Un parque residencial que no está listo para la transición energética

 

El OREVE identifica las instalaciones eléctricas obsoletas como una de las barreras más notorias para la electrificación del hogar. Una parte importante del parque de viviendas en España no está preparada para asumir nuevos usos eléctricos como las bombas de calor o carga para los vehículos eléctricos.

 

El informe indica que cerca del 60% de las viviendas rehabilitadas requieren actualizar su instalación eléctrica, pero esta actualización rara vez se realiza durante las reformas, limitando la electrificación.
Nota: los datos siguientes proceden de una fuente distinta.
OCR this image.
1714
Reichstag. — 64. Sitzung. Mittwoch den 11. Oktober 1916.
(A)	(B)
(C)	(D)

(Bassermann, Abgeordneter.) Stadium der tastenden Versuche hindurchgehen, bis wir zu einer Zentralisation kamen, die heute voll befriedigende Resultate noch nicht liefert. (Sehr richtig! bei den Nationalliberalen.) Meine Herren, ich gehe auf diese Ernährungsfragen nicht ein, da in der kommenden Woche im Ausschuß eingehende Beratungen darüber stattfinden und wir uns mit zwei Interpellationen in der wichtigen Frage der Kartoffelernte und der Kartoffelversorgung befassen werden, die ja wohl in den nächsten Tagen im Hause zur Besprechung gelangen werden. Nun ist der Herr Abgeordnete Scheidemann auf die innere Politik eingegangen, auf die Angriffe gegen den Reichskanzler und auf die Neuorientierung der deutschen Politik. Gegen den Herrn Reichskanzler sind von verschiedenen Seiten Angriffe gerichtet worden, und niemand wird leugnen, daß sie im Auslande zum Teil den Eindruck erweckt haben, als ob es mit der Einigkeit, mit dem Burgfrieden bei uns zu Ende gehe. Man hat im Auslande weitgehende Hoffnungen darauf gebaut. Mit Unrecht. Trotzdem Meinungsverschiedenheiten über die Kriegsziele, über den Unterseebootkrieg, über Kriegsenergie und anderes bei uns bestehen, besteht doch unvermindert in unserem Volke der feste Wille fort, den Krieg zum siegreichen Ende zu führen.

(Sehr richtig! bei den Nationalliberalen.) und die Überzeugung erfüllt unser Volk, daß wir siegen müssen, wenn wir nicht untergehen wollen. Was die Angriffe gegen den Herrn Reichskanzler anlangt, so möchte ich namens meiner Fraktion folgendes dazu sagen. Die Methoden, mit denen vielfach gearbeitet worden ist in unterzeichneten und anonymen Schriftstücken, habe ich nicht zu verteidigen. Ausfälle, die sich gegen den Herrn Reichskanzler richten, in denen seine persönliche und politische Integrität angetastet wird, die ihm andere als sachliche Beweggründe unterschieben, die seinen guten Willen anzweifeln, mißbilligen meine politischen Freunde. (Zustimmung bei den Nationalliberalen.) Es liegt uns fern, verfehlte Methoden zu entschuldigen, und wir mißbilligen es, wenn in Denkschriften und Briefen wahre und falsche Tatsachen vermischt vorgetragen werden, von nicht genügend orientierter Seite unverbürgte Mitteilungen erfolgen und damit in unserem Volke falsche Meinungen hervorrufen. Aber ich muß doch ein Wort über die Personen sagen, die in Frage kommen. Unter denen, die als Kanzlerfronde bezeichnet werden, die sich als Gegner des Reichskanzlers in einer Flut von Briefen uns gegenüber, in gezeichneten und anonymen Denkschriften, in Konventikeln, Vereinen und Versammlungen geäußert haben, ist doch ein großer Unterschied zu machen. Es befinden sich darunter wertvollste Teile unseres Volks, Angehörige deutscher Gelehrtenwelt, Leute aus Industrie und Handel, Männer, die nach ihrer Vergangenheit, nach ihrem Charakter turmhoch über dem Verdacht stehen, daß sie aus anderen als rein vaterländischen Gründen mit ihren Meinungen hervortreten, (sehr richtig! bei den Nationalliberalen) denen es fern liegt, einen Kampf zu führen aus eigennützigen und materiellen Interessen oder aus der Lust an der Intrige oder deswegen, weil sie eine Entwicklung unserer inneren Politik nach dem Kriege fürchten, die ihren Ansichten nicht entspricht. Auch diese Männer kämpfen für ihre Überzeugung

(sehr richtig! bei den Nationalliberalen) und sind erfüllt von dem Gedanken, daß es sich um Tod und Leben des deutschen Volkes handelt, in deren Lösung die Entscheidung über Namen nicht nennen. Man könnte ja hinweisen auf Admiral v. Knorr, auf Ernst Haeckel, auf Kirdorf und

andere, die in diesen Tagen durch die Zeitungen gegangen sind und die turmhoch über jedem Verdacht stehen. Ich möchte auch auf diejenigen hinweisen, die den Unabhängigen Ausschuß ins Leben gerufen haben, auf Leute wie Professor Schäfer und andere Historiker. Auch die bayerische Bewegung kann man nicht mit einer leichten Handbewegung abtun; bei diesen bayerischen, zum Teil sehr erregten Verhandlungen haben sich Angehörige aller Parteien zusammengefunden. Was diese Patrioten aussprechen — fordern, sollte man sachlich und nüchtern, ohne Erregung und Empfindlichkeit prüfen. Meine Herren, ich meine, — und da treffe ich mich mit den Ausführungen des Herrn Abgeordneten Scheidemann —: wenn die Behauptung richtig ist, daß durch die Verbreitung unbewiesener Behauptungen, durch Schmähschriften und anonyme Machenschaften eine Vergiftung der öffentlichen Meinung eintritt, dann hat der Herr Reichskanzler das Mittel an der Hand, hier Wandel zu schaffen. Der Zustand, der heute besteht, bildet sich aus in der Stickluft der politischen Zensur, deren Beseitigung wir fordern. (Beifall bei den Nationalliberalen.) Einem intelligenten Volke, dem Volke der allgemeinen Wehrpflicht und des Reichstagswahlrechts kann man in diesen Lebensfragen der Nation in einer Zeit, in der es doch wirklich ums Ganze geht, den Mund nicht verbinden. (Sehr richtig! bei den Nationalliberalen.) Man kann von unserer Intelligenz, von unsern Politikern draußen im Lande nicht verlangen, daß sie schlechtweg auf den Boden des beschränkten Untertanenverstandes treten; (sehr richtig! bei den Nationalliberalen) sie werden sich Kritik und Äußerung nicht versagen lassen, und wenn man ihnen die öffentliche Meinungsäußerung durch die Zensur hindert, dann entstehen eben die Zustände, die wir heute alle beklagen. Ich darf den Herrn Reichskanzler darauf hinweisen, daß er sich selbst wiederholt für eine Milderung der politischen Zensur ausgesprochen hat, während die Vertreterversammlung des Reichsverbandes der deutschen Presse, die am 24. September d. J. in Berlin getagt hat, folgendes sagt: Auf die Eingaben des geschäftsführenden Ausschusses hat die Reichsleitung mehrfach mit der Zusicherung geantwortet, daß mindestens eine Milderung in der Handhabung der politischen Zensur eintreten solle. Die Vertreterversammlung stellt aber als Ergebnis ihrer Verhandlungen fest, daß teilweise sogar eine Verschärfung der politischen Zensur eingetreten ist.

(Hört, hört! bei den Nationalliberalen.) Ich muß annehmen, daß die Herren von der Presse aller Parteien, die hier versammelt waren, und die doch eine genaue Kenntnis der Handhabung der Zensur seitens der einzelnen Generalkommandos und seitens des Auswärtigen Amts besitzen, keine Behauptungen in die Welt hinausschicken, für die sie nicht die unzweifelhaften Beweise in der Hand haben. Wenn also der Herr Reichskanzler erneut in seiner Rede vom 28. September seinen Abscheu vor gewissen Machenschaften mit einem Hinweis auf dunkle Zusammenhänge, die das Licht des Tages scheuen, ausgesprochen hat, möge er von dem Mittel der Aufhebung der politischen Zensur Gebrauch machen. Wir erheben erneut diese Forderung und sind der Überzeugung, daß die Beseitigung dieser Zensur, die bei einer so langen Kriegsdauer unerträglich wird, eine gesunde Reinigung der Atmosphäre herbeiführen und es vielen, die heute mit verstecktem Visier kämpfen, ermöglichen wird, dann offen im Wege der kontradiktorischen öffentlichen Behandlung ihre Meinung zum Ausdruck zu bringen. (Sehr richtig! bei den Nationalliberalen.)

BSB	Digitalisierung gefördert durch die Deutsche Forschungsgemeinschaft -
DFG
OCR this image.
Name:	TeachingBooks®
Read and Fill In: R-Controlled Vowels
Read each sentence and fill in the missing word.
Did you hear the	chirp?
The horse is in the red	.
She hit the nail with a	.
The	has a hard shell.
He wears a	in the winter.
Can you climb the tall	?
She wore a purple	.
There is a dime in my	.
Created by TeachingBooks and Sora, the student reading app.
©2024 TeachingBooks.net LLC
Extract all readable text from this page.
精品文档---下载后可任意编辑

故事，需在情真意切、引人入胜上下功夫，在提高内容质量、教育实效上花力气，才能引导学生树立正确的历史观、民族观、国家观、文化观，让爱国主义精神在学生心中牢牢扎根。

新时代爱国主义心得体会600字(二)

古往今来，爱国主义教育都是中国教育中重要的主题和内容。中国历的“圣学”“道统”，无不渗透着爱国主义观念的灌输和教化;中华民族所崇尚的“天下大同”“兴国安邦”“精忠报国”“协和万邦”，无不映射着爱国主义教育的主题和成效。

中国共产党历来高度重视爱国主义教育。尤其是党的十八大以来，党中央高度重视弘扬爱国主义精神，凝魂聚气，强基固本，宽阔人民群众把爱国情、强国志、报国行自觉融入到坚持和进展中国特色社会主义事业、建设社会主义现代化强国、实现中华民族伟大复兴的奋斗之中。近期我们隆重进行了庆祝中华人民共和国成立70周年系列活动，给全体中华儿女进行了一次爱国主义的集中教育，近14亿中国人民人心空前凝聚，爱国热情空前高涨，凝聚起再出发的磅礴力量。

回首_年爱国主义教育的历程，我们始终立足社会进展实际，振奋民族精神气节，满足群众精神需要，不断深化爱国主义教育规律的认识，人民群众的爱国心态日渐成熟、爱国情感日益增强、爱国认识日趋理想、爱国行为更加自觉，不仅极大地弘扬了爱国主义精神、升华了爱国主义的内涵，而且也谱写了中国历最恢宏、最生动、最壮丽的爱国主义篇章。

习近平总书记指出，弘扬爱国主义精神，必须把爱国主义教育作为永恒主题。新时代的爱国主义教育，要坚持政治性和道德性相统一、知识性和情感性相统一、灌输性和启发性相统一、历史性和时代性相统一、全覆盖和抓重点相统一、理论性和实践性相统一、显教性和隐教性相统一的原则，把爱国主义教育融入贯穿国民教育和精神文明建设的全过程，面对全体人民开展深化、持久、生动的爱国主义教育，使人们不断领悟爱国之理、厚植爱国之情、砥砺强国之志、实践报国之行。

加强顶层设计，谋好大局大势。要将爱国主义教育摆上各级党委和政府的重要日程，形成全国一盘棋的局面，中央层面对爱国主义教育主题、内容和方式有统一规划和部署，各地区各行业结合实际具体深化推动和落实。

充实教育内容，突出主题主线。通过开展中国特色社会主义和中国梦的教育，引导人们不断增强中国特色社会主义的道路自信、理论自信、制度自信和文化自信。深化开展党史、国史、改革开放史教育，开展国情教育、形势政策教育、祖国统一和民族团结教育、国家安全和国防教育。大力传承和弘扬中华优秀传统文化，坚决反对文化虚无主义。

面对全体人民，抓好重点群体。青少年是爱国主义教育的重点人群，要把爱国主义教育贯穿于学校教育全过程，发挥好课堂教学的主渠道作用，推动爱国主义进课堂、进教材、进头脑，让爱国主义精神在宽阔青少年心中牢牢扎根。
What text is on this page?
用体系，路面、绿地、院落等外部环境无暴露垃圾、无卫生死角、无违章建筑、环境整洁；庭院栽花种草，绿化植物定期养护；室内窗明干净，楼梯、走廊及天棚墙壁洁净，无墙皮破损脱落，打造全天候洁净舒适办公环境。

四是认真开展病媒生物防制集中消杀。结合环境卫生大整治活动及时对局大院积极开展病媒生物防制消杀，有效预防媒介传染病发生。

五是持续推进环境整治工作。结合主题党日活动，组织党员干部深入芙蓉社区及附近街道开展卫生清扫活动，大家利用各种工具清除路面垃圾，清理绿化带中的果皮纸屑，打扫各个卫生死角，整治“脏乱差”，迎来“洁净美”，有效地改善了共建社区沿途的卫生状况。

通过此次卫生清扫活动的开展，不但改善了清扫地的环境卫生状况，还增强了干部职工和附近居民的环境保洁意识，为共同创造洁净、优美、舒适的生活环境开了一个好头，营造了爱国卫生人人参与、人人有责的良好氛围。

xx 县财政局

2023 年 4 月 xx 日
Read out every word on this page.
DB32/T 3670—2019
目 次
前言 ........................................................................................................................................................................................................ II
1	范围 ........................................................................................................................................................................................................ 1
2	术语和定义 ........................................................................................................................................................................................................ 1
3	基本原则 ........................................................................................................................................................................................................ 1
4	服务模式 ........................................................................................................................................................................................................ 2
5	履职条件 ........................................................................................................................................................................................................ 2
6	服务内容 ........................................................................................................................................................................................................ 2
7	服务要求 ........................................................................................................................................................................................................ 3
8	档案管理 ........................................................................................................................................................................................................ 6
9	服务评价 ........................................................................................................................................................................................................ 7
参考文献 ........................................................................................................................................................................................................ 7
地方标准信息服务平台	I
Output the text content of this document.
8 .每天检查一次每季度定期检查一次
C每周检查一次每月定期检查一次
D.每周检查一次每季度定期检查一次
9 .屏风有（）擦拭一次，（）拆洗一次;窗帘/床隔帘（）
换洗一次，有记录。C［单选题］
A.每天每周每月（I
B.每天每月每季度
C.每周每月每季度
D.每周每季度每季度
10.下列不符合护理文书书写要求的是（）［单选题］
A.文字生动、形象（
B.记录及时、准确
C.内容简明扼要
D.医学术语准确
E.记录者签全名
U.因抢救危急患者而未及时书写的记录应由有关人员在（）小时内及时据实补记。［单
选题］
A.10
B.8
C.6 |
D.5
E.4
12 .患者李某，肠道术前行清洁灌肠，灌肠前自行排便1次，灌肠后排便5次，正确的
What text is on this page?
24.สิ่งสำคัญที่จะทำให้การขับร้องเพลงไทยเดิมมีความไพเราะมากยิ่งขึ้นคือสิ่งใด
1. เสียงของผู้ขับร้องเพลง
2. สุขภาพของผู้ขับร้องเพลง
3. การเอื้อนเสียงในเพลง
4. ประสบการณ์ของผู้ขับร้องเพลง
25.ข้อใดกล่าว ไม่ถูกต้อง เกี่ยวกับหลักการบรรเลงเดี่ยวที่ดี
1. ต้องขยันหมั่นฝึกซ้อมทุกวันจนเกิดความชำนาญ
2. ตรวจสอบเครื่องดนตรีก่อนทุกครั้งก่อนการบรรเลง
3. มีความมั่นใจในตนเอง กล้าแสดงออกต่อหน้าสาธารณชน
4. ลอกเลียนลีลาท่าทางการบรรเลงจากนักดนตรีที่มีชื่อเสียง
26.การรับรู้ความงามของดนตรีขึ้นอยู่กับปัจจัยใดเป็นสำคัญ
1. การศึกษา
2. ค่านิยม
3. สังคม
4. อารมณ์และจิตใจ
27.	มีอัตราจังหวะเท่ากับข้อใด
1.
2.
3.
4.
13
Como resultado, la electrificación del hogar se ve limitada, creando un obstáculo silencioso para el “Plan Verde”: si los hogares no pueden electrificarse, la demanda eléctrica no crecerá al ritmo necesario para alcanzar los objetivos climáticos del PNIEC.

 

En este contexto cada vivienda que no se electrifica representa una oportunidad perdida y reduce la capacidad del sistema para aprovechar la energía renovable disponible, debilitando la transición energética.

 

La electrificación del parque residencial es, por tanto, imprescindible para alcanzar los objetivos del PNIEC. Sin la actualización previa de las instalaciones eléctricas, la transición energética se encuentra con un límite estructural que impide que la energía renovable llegue a donde más se necesita: los hogares.

 

El análisis del OREVE evidencia la necesidad de integrar explícitamente la rehabilitación eléctrica en las políticas públicas de rehabilitación energética. Expertos proponen destinar parte de las ayudas a reformas a la actualización eléctrica, preparando los hogares para la transición y asegurando que el Plan Verde tenga efecto real.

 

Sin embargo, la realidad actual muestra que la instalación eléctrica sigue siendo una prioridad secundaria en las reformas. Solo un 13% de los propietarios la considera prioritaria, frente a actuaciones más visibles como cocinas o baños.

 

 

El plan verde también juega dentro de casa

 

El despliegue de renovables seguirá siendo un pilar fundamental de la transición energética. Pero los datos actuales indican que no es suficiente. El “Plan Verde” necesita algo más: una base de demanda electrificada capaz de absorber esa energía limpia. Y esa base, en gran medida, está en los hogares. Sin viviendas preparadas eléctricamente, el sistema seguirá enfrentándose a desequilibrios entre generación y consumo, con el consiguiente desaprovechamiento de energías renovables.

 

Por ello, más allá de las grandes infraestructuras, la transición energética también depende de la actualización de las instalaciones eléctricas del parque residencial, una actuación menos visible pero decisiva. Cumplir los objetivos del PNIEC no solo pasa por producir más energía renovable, sino por garantizar que los hogares puedan consumirla.